Indian biochemistr and academic

Ganesh Nagaraju is an Indian biochemist, geneticist, cancer biologist and a full professor at the Department of Biochemistry of the Indian Institute of Science. He has been studying DNA damage responses in mammalian cells, and mechanisms underlying chromosome instability genetic diseases and cancer. The Department of Biotechnology of the Government of India awarded him the National Bioscience Award for Career Development, for his contributions to biosciences, in 2015. In 2018, Nagaraju received the Shanti Swarup Bhatnagar Prize for Science and Technology in Biological Sciences from CSIR. This award is given in recognition of outstanding contributions to Science and Technology, and was described by the Indian Express as the highest award for science in India.

== Biography ==
Ganesh Nagaraju earned his PhD from the Indian Institute of Science in 2003 and did his post-doctoral research at Harvard Medical School and Beth Israel Deaconess Medical Center. On his return to India in 2007, he joined his alma mater, Indian Institute of Science, where he serves as a full professor. His research focus is on cancer biology and chromosome instability and his team is involved in developing DNA repair protocols. His studies have been documented by way of a number of articles (Note: Please see Selected bibliography section) and ResearchGate, an online repository of scientific articles has listed 38 of them.
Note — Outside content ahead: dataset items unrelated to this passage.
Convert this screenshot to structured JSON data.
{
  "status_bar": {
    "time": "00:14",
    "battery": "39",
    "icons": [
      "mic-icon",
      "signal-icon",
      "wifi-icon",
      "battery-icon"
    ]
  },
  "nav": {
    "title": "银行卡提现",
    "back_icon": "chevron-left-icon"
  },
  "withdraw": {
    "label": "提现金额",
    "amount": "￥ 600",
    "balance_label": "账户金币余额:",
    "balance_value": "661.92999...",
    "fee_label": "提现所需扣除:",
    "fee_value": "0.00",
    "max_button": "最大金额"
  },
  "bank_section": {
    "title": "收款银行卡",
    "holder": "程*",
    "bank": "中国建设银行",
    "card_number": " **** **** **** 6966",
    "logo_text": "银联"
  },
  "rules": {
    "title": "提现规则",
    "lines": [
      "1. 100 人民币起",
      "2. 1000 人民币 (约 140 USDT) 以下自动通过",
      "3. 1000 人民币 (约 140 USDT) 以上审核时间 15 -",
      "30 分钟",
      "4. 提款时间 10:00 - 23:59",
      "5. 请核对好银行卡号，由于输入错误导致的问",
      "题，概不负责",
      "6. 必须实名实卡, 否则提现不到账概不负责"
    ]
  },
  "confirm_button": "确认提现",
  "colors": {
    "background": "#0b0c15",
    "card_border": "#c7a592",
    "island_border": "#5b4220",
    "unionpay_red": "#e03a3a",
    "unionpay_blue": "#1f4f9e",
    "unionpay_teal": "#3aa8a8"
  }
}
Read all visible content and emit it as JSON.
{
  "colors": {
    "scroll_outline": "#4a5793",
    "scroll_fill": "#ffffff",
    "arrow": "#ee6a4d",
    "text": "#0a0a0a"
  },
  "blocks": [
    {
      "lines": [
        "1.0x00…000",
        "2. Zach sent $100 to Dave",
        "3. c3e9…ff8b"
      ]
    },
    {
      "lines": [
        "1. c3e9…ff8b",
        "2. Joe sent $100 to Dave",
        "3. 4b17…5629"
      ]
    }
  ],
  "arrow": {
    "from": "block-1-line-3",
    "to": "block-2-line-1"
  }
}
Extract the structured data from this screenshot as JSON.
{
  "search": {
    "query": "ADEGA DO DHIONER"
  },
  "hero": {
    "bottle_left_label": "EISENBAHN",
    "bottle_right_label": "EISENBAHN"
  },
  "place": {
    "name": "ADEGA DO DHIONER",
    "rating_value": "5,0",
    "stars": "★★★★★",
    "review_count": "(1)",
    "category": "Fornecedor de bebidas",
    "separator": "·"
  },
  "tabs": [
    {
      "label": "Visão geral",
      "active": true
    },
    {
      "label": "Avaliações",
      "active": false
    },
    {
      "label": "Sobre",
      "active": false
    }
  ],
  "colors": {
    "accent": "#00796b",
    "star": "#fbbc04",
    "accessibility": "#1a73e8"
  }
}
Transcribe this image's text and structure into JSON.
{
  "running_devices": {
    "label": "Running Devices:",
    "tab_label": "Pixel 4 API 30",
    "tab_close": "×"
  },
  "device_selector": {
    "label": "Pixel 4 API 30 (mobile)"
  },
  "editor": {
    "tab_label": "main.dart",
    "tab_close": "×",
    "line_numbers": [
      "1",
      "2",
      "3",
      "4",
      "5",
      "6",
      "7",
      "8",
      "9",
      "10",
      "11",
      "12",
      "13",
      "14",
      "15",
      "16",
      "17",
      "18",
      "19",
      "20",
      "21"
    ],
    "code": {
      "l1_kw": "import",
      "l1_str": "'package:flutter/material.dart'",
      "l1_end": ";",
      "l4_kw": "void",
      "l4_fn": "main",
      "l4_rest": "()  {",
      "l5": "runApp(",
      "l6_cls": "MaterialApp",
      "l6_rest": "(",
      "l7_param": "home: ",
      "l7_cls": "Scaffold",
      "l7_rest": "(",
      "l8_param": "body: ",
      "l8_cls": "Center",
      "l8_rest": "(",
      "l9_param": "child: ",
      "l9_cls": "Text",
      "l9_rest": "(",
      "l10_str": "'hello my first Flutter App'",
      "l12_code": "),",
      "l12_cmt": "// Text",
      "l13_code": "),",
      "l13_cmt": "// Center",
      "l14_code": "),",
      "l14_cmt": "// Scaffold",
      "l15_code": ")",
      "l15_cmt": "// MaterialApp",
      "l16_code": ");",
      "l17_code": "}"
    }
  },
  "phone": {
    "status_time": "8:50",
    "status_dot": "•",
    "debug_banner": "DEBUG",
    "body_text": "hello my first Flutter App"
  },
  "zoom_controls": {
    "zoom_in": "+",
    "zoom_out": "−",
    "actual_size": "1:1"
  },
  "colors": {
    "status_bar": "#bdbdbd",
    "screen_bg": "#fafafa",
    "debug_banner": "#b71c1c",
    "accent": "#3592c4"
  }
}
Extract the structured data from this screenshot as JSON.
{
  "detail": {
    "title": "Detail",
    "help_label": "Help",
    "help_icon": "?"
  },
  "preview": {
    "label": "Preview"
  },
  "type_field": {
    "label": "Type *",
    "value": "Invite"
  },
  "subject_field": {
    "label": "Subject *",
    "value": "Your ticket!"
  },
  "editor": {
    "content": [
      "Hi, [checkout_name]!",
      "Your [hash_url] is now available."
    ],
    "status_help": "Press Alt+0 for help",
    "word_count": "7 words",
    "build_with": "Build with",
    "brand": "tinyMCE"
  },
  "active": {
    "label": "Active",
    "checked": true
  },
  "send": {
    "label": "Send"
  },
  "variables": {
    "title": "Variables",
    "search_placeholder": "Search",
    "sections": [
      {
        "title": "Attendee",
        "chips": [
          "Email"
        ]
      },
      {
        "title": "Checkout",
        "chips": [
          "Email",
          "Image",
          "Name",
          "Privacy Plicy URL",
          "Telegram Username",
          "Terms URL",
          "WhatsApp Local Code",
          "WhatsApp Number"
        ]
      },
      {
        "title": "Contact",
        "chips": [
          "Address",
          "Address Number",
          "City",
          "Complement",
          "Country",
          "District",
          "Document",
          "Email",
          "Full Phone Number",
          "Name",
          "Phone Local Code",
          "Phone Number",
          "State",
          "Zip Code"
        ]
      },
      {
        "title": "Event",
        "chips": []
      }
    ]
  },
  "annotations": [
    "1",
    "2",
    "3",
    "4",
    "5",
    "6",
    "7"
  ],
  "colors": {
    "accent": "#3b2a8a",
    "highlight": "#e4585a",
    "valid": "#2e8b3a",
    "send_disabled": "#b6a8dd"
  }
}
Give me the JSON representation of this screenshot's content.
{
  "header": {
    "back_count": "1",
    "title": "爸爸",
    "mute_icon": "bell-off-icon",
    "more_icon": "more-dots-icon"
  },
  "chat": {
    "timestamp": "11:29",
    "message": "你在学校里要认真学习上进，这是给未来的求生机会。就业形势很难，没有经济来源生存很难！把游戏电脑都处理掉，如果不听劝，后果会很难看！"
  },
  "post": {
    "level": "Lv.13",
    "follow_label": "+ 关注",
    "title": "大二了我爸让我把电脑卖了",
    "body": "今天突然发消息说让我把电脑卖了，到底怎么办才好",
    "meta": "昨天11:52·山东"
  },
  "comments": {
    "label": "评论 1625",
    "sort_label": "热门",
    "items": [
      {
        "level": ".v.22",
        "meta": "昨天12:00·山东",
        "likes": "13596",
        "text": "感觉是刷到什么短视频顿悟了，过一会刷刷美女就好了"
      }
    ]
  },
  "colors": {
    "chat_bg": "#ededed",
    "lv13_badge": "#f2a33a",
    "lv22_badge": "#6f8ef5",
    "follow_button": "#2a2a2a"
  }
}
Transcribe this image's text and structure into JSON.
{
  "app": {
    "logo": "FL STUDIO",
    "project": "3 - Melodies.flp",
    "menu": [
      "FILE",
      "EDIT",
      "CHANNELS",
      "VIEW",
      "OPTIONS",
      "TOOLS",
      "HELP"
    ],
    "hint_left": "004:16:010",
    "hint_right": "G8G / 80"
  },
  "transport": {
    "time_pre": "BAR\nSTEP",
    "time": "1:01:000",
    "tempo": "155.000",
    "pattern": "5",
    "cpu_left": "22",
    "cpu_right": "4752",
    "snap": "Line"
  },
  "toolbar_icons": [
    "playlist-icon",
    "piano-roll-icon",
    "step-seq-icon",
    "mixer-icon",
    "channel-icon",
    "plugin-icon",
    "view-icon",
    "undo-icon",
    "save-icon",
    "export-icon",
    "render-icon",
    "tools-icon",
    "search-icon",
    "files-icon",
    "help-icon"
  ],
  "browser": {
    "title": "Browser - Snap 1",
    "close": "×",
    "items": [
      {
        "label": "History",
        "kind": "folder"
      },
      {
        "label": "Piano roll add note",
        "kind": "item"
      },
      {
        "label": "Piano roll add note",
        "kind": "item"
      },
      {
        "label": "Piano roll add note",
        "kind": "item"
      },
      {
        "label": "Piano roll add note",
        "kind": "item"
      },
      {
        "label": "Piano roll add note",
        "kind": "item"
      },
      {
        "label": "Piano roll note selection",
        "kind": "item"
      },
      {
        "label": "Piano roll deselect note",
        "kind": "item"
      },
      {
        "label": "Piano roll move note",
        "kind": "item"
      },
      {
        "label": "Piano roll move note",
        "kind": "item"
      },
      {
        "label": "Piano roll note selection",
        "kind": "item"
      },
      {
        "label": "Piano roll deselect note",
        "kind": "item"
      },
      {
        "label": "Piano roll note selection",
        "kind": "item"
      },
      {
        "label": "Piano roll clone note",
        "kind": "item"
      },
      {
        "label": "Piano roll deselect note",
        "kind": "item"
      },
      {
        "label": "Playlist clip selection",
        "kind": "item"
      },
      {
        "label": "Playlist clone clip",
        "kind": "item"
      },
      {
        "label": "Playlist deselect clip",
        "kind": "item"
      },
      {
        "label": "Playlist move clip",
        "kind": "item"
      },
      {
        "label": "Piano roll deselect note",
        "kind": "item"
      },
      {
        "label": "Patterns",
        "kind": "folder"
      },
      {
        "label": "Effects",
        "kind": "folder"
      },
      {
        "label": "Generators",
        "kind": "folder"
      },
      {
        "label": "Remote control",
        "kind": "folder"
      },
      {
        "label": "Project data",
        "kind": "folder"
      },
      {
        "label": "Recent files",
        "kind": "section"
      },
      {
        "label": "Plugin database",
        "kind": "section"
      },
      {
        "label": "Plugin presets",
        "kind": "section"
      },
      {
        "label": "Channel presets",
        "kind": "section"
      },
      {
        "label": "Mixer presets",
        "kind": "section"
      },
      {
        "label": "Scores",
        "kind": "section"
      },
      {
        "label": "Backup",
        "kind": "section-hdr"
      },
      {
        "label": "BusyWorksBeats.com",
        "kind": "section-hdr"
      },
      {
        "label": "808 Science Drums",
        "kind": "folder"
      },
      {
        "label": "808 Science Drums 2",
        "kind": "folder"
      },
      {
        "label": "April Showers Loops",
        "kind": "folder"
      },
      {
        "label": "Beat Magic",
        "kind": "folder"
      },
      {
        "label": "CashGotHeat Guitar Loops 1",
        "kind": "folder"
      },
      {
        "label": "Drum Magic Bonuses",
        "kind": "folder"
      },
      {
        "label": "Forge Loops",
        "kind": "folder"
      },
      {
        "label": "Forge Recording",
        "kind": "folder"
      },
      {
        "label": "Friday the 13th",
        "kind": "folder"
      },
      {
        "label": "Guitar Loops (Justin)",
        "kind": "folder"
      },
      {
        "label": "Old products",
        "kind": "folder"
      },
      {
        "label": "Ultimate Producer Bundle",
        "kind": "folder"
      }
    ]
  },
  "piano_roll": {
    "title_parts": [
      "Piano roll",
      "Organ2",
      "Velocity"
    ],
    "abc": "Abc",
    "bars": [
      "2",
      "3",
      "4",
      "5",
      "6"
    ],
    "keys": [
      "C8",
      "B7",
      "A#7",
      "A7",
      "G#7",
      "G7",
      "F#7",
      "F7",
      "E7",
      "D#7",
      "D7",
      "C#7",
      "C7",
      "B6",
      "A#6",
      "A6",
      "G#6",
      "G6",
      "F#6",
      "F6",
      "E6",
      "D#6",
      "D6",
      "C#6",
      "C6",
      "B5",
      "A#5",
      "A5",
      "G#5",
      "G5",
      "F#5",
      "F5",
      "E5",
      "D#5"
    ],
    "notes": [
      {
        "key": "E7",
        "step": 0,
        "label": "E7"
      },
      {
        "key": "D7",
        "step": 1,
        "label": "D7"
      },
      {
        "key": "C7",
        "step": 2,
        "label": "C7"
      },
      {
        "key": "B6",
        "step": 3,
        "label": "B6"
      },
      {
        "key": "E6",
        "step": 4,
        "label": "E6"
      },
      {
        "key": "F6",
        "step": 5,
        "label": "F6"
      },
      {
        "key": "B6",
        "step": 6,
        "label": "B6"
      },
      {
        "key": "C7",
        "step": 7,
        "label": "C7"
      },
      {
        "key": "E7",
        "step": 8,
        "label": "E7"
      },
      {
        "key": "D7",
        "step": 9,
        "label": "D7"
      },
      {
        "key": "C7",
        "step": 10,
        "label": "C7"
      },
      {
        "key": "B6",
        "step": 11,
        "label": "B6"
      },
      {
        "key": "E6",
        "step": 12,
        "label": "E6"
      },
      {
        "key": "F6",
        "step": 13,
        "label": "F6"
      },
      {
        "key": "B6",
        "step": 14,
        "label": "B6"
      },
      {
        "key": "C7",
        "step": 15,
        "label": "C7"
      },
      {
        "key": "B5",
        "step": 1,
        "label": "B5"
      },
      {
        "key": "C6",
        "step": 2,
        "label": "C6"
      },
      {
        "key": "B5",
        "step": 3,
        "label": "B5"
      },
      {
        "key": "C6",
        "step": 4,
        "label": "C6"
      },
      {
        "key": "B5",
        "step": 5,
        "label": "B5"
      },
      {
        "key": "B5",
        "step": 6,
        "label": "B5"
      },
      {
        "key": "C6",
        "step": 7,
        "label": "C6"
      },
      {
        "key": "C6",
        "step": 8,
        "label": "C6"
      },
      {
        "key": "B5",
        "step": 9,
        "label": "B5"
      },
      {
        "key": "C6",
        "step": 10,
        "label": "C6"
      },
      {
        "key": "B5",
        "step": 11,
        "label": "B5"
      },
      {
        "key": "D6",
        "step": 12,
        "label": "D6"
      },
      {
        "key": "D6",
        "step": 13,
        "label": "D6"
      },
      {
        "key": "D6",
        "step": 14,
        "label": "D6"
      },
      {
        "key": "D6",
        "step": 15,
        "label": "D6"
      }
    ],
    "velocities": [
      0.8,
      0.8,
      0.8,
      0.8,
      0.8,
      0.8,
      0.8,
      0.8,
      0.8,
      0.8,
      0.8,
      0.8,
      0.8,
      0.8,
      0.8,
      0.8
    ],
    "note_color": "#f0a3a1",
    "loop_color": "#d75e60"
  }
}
Nagaraju has delivered invited speeches at several international conferences which included the seminar on Distinct roles of RAD51 paralogs in DNA damage responses held at Centre for DNA Fingerprinting and Diagnostics on 4 October 2016 and the Indo-French Conference on Recent Advances in Genome Integrity and Plasticity held at Bengaluru in December 2017. Nagaraju also hosts several post-doctoral and doctoral researchers at his laboratory.

== Awards and honors ==
The Department of Biotechnology (DBT) of the Government of India awarded Nagaraju the National Bioscience Award for Career Development, one of the highest Indian science awards in 2015. He received Prof. K. V. Giri memorial award for best PhD Thesis in 2003, B. M. Birla Science Prize in Biology in 2012. and Sir C.V. Raman Young Scientist award from Government of Karnataka in 2015. The Council of Scientific and Industrial Research awarded him the Shanti Swarup Bhantnagar Prize in Biological Sciences for the year 2018.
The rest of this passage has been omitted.